A static WordPress
If you have been within earshot of any technology blogs in the last few years, you’ve probably heard about static web sites being a good way to power a blog.
It makes sense. Most weblogs are just for reading. They need to change when there’s an update, unlike a web app like Health Month or Mint that needs to change every time you visit. At most, updates need to happen whenever a new comment is posted, but that’s if you have comments and if your comments aren’t handled by an external service like Disqus.
Why should a bunch of PHP stuff and database queries run every time someone wants to read something? All that does is slow things down, and if you had a lot of traffic, it would cost you money.
A bit of last weekend and some of today, I decided to move Death Mountain to a static weblog. I didn’t truly need to do so; I don’t post that often, and I don’t get much traffic. However, I do have concerns about my current web host, and I’d like to not be tied to hosting that provides WordPress.
Mostly, I think that I wanted to do a bit of low-stakes messing around. Non-sequitur tinkering, you could call it. It’s sort of like working on your car, or the Hackintosh hijinks discussed in this Salad Days episode. (Or making a bunch of stew even though your wife doesn’t want any. Like I’m doing right now.)
Jekyll is a nice, lean static blog generator. However:
- I already have this blog looking the way I want, and I don’t want to painstakingly recreate it.
- There’s also that should Death Mountain leave a web host that uses WordPress, Bravest Ever would leave it, too, and I don’t want to mess with the way Katt does posts (via WordPress).
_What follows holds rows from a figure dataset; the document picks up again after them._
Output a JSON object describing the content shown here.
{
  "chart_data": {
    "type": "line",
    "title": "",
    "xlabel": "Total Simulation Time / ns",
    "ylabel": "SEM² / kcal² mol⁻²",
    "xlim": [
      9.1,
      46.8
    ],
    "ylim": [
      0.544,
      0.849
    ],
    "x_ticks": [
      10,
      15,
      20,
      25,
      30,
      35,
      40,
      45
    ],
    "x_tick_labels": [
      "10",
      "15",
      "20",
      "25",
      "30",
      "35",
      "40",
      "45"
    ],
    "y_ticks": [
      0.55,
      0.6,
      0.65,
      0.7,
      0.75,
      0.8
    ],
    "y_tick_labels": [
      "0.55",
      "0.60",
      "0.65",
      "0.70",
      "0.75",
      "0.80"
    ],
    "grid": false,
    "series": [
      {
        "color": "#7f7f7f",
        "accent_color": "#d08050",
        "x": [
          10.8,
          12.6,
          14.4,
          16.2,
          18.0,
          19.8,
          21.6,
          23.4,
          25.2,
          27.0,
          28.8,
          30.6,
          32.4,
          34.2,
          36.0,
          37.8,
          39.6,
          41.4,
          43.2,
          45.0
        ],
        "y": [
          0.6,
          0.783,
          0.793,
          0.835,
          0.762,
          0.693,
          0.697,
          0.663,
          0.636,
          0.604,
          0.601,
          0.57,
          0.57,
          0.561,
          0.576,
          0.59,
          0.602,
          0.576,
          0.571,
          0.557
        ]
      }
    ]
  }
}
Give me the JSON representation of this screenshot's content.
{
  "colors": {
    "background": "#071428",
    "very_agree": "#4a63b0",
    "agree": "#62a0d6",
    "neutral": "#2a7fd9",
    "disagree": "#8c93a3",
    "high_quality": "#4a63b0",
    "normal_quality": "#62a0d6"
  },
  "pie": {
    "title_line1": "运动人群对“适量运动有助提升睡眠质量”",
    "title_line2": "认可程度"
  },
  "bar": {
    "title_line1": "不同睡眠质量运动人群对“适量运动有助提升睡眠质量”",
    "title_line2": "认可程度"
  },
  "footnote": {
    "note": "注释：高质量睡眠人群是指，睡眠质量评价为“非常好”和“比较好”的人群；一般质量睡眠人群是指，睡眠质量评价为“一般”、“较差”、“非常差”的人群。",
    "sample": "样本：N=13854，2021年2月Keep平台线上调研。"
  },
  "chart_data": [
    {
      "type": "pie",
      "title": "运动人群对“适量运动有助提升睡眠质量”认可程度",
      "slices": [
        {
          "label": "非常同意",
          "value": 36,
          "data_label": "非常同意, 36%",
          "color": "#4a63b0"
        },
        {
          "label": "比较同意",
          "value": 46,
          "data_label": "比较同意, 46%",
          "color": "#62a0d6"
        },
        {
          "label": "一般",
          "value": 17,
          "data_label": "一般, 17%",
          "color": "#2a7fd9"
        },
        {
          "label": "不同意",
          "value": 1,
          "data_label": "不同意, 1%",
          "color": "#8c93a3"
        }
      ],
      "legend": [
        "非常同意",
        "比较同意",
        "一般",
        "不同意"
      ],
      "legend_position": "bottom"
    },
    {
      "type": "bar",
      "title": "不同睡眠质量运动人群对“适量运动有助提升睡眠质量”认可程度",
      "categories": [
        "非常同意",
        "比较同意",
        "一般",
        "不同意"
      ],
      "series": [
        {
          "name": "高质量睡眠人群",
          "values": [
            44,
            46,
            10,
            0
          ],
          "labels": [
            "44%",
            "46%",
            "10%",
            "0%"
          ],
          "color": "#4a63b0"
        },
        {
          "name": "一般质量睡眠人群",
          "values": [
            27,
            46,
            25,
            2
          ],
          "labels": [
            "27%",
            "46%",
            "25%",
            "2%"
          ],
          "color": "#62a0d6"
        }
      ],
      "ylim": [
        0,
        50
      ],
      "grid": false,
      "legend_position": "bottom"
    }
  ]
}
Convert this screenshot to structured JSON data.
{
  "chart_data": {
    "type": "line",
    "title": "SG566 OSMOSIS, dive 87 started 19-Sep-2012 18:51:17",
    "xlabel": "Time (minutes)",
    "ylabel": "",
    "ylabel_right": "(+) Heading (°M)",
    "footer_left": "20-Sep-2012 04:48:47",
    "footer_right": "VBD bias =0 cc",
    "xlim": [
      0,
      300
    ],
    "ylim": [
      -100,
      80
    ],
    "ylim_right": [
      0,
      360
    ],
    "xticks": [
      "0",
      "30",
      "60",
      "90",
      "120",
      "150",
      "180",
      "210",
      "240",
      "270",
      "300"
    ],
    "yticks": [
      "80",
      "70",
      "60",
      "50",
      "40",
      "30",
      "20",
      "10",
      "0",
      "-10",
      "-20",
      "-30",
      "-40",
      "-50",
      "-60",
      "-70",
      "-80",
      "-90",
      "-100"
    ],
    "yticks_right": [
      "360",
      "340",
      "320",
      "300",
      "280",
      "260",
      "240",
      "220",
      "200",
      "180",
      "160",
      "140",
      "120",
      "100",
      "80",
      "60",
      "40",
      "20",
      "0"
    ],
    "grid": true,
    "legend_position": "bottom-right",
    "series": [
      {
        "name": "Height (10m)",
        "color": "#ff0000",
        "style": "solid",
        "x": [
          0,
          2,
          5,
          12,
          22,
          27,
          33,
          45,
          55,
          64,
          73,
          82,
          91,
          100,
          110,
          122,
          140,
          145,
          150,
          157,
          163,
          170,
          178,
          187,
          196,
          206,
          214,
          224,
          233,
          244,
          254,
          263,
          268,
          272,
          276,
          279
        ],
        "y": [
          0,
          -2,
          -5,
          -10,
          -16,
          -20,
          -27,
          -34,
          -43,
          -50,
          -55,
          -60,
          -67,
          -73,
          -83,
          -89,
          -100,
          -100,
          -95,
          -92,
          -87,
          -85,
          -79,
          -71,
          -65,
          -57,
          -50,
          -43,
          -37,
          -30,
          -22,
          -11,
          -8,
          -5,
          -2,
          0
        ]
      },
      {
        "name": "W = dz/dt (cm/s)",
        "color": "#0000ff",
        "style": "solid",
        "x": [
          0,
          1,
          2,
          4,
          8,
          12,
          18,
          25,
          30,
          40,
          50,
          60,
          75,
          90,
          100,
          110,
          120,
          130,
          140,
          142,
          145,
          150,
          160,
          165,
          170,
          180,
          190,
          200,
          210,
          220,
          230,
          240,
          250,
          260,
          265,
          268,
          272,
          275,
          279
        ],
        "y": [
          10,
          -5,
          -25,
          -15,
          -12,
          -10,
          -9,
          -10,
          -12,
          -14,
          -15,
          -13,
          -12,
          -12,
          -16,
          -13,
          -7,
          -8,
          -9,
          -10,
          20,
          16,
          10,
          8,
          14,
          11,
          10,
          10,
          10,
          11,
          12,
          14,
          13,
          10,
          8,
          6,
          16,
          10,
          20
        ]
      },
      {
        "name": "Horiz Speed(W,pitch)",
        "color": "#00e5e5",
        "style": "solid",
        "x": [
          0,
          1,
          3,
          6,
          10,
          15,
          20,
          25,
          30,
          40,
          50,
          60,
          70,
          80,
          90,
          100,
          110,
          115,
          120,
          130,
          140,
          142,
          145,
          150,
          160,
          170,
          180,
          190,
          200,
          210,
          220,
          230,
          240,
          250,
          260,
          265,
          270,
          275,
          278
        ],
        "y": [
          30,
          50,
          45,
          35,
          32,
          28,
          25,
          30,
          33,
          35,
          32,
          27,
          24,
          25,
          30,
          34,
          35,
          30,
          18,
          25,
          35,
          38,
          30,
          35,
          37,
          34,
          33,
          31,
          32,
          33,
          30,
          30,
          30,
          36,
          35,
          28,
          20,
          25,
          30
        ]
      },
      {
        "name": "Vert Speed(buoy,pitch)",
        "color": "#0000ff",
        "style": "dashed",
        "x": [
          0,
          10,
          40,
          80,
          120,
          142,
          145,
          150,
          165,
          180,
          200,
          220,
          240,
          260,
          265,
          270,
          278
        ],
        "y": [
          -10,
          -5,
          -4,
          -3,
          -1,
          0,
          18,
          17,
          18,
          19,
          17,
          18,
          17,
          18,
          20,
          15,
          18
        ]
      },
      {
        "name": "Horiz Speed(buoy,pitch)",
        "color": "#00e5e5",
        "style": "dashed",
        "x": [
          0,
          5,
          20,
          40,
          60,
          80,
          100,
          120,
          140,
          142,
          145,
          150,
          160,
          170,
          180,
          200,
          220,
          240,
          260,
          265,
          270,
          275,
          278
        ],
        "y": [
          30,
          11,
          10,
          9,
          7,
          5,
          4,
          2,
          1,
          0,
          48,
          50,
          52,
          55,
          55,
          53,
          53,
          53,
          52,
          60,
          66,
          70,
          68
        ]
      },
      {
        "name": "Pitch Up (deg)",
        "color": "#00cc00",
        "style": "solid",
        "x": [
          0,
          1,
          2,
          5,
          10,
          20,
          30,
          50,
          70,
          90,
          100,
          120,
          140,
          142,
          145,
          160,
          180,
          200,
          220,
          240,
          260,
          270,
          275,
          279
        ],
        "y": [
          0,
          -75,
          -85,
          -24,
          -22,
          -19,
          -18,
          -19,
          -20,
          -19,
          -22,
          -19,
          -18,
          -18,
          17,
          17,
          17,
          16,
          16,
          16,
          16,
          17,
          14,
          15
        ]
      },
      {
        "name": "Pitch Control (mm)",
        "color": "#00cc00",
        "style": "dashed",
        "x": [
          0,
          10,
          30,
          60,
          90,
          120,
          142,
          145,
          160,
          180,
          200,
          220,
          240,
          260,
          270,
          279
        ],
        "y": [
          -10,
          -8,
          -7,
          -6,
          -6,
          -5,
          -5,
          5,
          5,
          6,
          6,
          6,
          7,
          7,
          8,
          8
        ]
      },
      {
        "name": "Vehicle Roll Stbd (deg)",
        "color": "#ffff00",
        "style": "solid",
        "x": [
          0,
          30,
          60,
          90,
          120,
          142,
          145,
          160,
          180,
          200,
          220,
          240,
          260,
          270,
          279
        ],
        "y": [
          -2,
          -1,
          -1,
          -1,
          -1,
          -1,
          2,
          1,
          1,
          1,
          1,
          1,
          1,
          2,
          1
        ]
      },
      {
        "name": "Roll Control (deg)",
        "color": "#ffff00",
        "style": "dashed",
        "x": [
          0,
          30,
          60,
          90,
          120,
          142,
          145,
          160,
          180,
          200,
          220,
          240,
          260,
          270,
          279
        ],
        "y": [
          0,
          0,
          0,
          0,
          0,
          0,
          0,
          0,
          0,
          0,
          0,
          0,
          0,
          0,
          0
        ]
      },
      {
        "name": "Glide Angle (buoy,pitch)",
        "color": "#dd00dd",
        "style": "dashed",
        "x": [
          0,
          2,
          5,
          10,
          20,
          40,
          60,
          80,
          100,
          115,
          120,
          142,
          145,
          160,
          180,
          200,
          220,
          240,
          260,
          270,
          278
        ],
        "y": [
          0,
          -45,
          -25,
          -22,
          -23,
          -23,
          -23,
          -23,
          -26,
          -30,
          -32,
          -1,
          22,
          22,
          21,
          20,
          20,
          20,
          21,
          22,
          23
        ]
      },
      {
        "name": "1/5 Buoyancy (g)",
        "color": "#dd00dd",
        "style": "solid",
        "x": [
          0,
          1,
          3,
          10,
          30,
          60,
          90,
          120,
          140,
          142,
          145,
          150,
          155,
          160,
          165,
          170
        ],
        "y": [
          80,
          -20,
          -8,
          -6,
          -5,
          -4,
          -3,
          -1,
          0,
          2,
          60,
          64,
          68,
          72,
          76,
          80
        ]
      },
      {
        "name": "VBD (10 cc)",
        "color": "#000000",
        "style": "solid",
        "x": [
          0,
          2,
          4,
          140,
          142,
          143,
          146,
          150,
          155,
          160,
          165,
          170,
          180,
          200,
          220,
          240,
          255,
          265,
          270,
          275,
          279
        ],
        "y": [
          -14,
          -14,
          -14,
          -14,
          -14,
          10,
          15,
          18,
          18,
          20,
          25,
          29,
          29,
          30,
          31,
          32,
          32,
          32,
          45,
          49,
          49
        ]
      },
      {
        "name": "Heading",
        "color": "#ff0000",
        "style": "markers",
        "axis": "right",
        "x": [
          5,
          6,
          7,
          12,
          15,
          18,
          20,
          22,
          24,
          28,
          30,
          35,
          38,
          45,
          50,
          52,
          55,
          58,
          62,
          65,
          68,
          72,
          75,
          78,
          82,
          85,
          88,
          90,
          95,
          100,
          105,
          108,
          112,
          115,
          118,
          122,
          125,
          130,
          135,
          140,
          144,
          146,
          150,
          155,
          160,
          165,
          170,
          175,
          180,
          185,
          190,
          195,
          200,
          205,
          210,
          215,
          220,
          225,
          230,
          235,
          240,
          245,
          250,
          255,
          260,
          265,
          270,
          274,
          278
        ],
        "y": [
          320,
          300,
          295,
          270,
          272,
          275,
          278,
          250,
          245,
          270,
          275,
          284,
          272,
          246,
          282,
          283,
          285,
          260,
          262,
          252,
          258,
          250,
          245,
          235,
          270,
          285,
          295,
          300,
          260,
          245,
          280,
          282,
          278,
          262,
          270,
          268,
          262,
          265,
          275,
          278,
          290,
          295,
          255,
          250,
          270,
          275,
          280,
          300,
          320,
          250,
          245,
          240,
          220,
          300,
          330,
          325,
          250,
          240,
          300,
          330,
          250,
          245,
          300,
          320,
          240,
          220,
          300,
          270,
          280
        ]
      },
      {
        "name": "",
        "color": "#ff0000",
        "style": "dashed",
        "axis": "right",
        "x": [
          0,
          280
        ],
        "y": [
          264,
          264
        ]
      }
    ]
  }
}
- Also, I liked posting using the WordPress iOS app the one time I’ve used it so far.
- I like WordPress’s thorough cross-linking by dates and categories.
I wanted to keep the WordPress design and input methods while also having a static site. Maciej, the Pinboard guy, said something about this in passing quite a while ago.
You can use a program like wget or curl to generate a flat HTML version of your website from this local version, and then upload these files to your public server to share them with the world.